GMO AND GRAFTING GRAPE VINES
This scary new world of hybridization, grafted grapevine hybrids, and GMOs is barely a generation or two old. With major concerns about what is unfolding the terms need thoughtful redefining. In the United States eighty percent of the food we eat on a daily basis contains one or more types of GMOs, yet GMO foods have been on the market only since 1994!
This genetic transformation of our diets in the shortest possible time is now replacing our native diets developed over tens of thousands of years; the same with wine. Only two decades, but the results are already in. GMO foods are killing us.
The grafted vine hybrids are a viticultural and wine quality failure and have resulted in mass-produced wines that require chemical manipulation on a major scale to be acceptable.

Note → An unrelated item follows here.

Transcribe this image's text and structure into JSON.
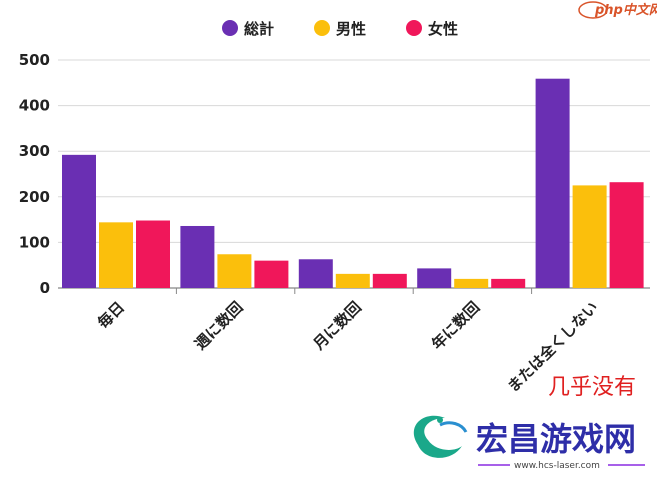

Before GM vine hybrids took over, the finest wine was created using a species of grape vines known as Vitis Vinifera. Planting and caring for them had continuity for thousands of years. Archeological evidence suggests that Vitis Vinifera grape vines in some form existed as far back as the Paleocene and Eocene epochs of the Tertiary period, thirty-eight to sixty-five million years ago. By the end of the Tertiary period (1.8 million years ago), numerous species within the genus Vitis were distributed throughout the Americas and Eurasia.
The point to this in regards to wine is that when we plant Cabernet Sauvignon or any varietal on its own root we have thousands if not hundreds of thousands of years of genetic tradition. When we plant grafted hybrids of different species, more often than not, we have a few decades of confused genetic information.